Who We Are

Dr. Dan Bates

Dan brings the WHY with diagnosis and science, breaking down complex topics with easy-to-understand metaphors and thoughtful algorithms.

Dan is a Sports and Exercise Medicine Specialist. His new clinic “Back, Neck and Joint”, is in Melbourne, Australia. He is the former Managing Director at Metro Pain Group, Monash Clinical Research and is the Board Chairman at Monash House Private Hospital. Dan works full-time with people suffering from back, neck and joint pain (thus the clinic name). Prior, he has worked extensively in Sports Medicine and for multiple professional and national sporting teams. He was the head doctor at Australian Football League teams Melbourne and North Melbourne.

He got interested in chronic pain because of his personal experience with his mum, who has had 4 spinal operations and a lifetime of pain. He also became interested as his waiting lists grew. It meant that anyone that was able to wait, was suffering chronic pain. Once that happened, he needed new solutions to care for his patients.

His research career has been broad, covering exercise-induced asthma, examination techniques, biologics, osteoarthritis, chronic pain, and neuromodulation. He lectures nationally and internationally regularly, has three kids, and the world's most tolerant wife.

Dan is passionate about breaking down barriers between patients and providers and helping patients take back what pain has stolen from them.

Coach Justine Feitelson

Justine brings the HOW - how do we actually implement these concepts considering the real life implications and mental and physical struggles chronic pain patients have?

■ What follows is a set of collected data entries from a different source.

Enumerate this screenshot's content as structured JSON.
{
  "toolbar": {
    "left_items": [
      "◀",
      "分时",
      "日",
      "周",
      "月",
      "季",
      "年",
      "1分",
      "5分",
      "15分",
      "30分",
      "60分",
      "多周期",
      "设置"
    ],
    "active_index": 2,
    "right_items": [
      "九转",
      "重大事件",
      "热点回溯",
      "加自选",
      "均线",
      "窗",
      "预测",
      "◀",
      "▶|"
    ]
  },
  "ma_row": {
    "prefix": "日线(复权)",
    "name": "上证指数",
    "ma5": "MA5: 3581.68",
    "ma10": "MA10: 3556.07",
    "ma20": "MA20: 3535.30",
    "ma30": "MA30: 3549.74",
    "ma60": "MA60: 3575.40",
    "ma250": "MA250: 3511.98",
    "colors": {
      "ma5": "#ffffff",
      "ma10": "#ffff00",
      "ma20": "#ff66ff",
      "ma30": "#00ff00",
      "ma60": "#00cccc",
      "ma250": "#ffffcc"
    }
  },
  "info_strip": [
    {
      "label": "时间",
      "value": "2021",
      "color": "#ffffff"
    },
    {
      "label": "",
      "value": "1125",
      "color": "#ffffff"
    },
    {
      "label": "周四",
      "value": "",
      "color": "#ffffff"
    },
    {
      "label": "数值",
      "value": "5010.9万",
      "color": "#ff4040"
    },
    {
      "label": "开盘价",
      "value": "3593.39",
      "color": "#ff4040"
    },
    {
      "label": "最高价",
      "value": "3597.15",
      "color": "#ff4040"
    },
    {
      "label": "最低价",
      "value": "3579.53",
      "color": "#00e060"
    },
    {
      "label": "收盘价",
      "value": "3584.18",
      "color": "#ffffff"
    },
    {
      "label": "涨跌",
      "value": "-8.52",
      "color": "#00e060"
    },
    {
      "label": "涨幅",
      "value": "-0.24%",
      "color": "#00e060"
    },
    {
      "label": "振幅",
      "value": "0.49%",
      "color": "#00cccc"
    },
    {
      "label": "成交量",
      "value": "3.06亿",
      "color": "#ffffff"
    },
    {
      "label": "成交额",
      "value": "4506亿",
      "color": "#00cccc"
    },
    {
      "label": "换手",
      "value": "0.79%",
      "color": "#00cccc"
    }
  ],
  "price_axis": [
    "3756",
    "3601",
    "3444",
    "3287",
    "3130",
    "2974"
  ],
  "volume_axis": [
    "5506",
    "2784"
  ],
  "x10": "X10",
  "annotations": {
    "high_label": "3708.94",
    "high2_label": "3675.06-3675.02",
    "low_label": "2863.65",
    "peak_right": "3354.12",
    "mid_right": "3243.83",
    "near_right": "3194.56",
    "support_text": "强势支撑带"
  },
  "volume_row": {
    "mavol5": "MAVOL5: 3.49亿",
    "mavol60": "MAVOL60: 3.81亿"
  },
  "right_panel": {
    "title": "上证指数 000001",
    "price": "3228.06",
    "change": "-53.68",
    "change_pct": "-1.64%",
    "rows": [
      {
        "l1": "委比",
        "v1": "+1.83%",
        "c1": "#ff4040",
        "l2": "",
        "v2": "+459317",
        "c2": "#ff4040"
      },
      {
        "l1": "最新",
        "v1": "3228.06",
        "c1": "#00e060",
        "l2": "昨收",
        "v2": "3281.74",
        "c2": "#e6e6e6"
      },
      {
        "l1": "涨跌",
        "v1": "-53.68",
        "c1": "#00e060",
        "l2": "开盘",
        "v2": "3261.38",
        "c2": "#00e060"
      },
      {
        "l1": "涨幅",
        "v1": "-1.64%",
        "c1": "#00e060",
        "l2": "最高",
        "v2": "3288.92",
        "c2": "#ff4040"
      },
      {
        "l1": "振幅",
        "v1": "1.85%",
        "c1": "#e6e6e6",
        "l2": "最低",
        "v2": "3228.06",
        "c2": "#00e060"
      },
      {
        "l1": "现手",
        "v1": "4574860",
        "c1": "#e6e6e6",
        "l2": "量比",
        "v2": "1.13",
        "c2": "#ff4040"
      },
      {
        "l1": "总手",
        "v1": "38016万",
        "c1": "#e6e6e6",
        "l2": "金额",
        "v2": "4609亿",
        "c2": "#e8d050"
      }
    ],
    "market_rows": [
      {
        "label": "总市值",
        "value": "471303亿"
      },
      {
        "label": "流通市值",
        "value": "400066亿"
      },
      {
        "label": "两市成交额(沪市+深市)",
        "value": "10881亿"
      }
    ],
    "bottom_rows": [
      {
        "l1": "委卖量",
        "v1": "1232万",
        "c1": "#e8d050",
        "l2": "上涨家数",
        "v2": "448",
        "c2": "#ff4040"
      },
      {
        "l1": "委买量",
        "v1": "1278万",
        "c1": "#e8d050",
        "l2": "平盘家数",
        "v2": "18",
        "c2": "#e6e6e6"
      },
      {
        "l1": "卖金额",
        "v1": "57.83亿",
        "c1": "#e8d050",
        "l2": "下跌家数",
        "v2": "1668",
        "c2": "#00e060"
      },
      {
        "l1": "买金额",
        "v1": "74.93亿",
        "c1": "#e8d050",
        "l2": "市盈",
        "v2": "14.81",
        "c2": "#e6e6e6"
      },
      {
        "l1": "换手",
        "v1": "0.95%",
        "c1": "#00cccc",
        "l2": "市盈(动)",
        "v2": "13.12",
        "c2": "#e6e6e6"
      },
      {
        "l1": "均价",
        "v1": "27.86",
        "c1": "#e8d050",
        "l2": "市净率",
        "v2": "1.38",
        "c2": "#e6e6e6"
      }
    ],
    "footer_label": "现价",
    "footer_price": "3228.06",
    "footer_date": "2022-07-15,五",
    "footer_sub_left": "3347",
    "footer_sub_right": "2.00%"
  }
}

Justine Feitelson is a chronic pain patient and founder of Resilient Warrior Coaching. She is a Pain Coach and Movement Professional who works with complex patients in particular. After largely recovering from a brain injury suffered in 2011, she was diagnosed with Complex Regional Pain Syndrome in 2019 and since set forth on a path to better understand pain and human movement so she could improve her life and others. She quickly realized our own bodies are the greatest tool to create change, yet we are often missing the skillbase to take advantage of our most powerful asset.

Justine felt an immense void in patient education around CRPS, how complex pain manifests, available treatment options, and how to work more collaboratively with physicians in the traditional pain space. She is passionate about bridging the gap in understanding and expectations between patients and providers by empowering patients to be their own advocates and take control of the pieces of their pain management journey they impact using her MARSMethod, as well as helping physicians better understand the very real challenges patients with complex, chronic diseases face and improving empathy and inclusion.

Justine has a B.A. from Washington State University, is an OPEX Certified Coaching Professional (CCP), and Level 3 Neurostudio practitioner. She began her movement career in Cross Fit, getting her Cross Fit L1 (CF-OL1), USAWL-L1 (olympic lifting) and Adaptive & Inclusive Trainer (AIT) certifications. She then began moving more into individual design and addressing compensations/mobility with Pain Free Performance Specialist (PPSC) and Low Pressure Fitness L1-Trainer (LPF-L1) credentials, and has more recently integrated a sensory/brain-based approach through a neuro lens.

Living with chronic pain and difficult to treat or poorly understood diseases is unfortunately beyond what the medical system is designed to support. It often lacks the communication and individualized attention to detail that help patients understand what is going on in their bodies, what they can control, and what they need to impact or further outsource.

 Doctors don’t have the time or ability to cover and address many of the variables in patients lives that are dramatically impacting their quality of life with chronic pain. But it’s not because they don’t care. There are diagnostic and therapeutic limitations clinicians encounter that set everyone up for frustration, and your position on the therapeutic spectrum is driven by your diagnostic and therapeutic limitations as a provider. What you believe in centers around what you have access to and the inherent biases that develop as you practice over time.

We are biased by our own successes who come back, the successes of others we never see, our failures who never come back, and the failures of others we see. It’s not about fighting over what perspective is the best, it’s about recognizing what patients benefit from what strategies.

The challenge with chronic pain is having the frameworks and thinking tools to tease out all the inputs resulting in the outputs the patent is experiencing, and matching the approach (from conservative management to more invasive options) to the presentation most effectively.

Physicians job is to diagnose, manage treatments and perform interventions. Patients job is to manage everything else about their life that contributes to and amplifies pain. Our job on this podcast is to help you identify what those things are, and teach you how to communicate and impact them more effectively so you can shave off more pain as a patient, and improve your skillset as a provider so you get better outcomes.

Patients need to be empowered to better understand their options, communicate their symptoms, and impact pain. Providers need more target ways to pull the appropriate information out of patients and more effectively investigate.

What if you could actually diagnose, explain, prevent, and cure chronic pain? Pain is a puzzle. And once you understand the pieces, you can put your unique picture together too. What predisposed you to pain? What’s contributing to your pain? What’s amplifying your symptoms?